7 Days: The Inspiration Phase
We typically allow ourselves a full week to green-light a deal, even if the number crunching only takes a few days. We do this primarily to overcome what psychologists call the recency effect. There's a tendency to give undue weight to the latest and the loudest. If we were forced to decide on a deal, a la Shark Tank, on the day we sat down with the entrepreneur, we'd probably write about 3 times as many checks. (In fact, it turns out the Shark Tank investors end up unwinding a healthy percentage of their deals after the excitement of the show taping subsides.)
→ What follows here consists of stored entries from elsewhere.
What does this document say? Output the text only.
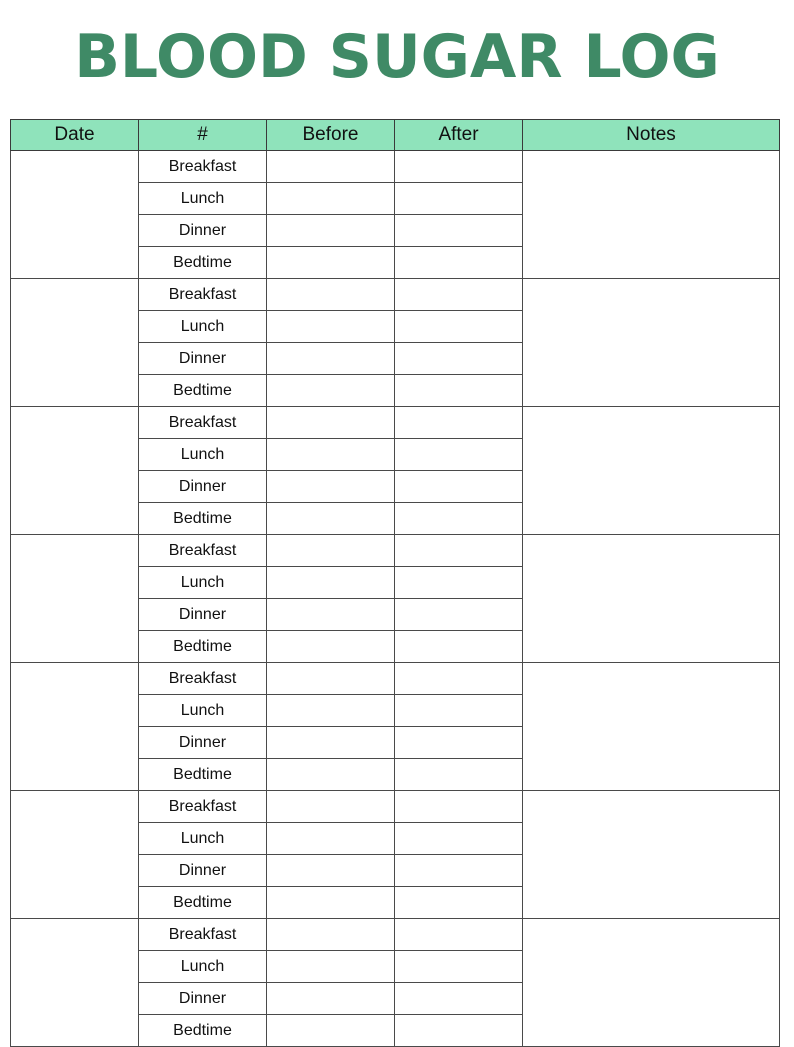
BLOOD SUGAR LOG
Date	#	Before	After	Notes
	Breakfast			
	Lunch			
	Dinner			
	Bedtime			
	Breakfast			
	Lunch			
	Dinner			
	Bedtime			
	Breakfast			
	Lunch			
	Dinner			
	Bedtime			
	Breakfast			
	Lunch			
	Dinner			
	Bedtime			
	Breakfast			
	Lunch			
	Dinner			
	Bedtime			
	Breakfast			
	Lunch			
	Dinner			
	Bedtime			
	Breakfast			
	Lunch			
	Dinner			
	Bedtime			
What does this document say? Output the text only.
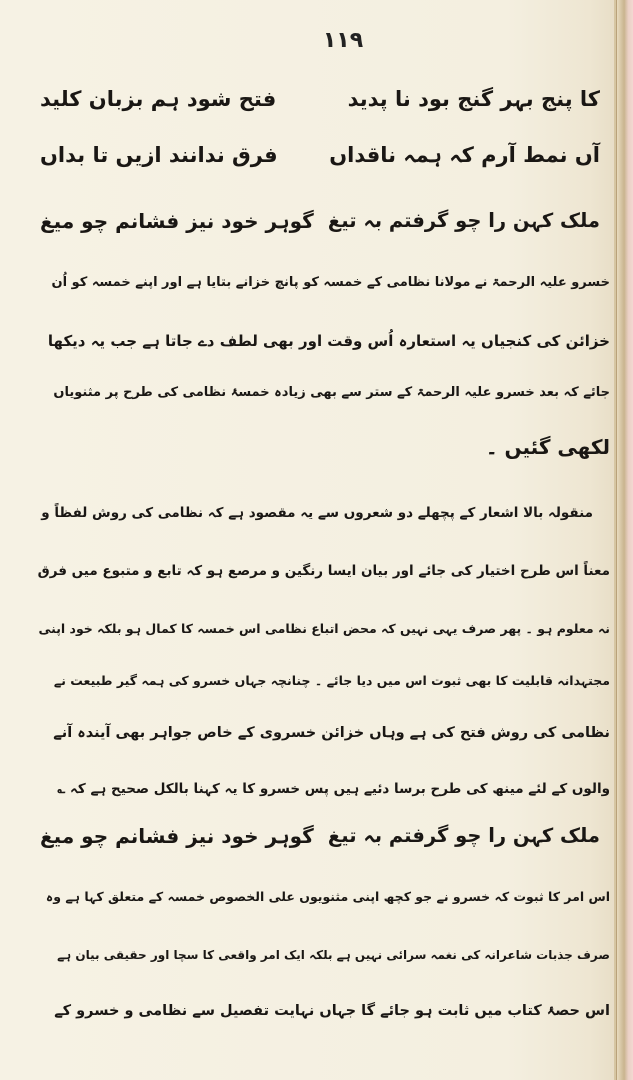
۱۱۹
کا پنج بہر گنج بود نا پدید
فتح شود ہم بزبان کلید
آں نمط آرم کہ ہمہ ناقداں
فرق ندانند ازیں تا بداں
ملک کہن را چو گرفتم بہ تیغ
گوہر خود نیز فشانم چو میغ
خسرو علیہ الرحمۃ نے مولانا نظامی کے خمسہ کو پانچ خزانے بتایا ہے اور اپنے خمسہ کو اُن
خزائن کی کنجیاں یہ استعارہ اُس وقت اور بھی لطف دے جاتا ہے جب یہ دیکھا
جائے کہ بعد خسرو علیہ الرحمۃ کے ستر سے بھی زیادہ خمسۂ نظامی کی طرح پر مثنویاں
لکھی گئیں ۔
منقولہ بالا اشعار کے پچھلے دو شعروں سے یہ مقصود ہے کہ نظامی کی روش لفظاً و
معناً اس طرح اختیار کی جائے اور بیان ایسا رنگین و مرصع ہو کہ تابع و متبوع میں فرق
نہ معلوم ہو ۔ پھر صرف یہی نہیں کہ محض اتباع نظامی اس خمسہ کا کمال ہو بلکہ خود اپنی
مجتہدانہ قابلیت کا بھی ثبوت اس میں دیا جائے ۔ چنانچہ جہاں خسرو کی ہمہ گیر طبیعت نے
نظامی کی روش فتح کی ہے وہاں خزائن خسروی کے خاص جواہر بھی آیندہ آنے
والوں کے لئے مینھ کی طرح برسا دئیے ہیں پس خسرو کا یہ کہنا بالکل صحیح ہے کہ ؎
ملک کہن را چو گرفتم بہ تیغ
گوہر خود نیز فشانم چو میغ
اس امر کا ثبوت کہ خسرو نے جو کچھ اپنی مثنویوں علی الخصوص خمسہ کے متعلق کہا ہے وہ
صرف جذبات شاعرانہ کی نغمہ سرائی نہیں ہے بلکہ ایک امر واقعی کا سچا اور حقیقی بیان ہے
اس حصۂ کتاب میں ثابت ہو جائے گا جہاں نہایت تفصیل سے نظامی و خسرو کے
By giving ourselves at least a full week to consider each deal, we're also forcing ourselves to begin engaging another fresh batch of 5 to 10 interesting companies. If your story is sufficiently impactful, sufficiently elevating, it will rise above the current clatter. As they say about the keepers: Absence makes the heart grow fonder.
The plain truth is this: Legitimate investment opportunities get more interesting, not less, the longer you spend peeling back the onion. This is precisely why car dealers and door-to-door window salesmen can only offer that "one-time deep deep discount" if you "act now!". A false sense of urgency implies desperation and helps no one.
The impact assessment isn't easily "gamed" through tips and tricks. You and your investor either have an organic affinity, or not so much. But honestly? That's totally ok. A week's (or heck, month's) courtship is small potatoes compared to the (on average) 7-year investment relationship that's at stake. Sales guru Mahan Khalsa nails it when he says that while there's "nothing wrong with [no], there's everything wrong with making [no] needlessly more expensive". Said another way: It's much better to part early as friends than to divorce downstream as bitter partners.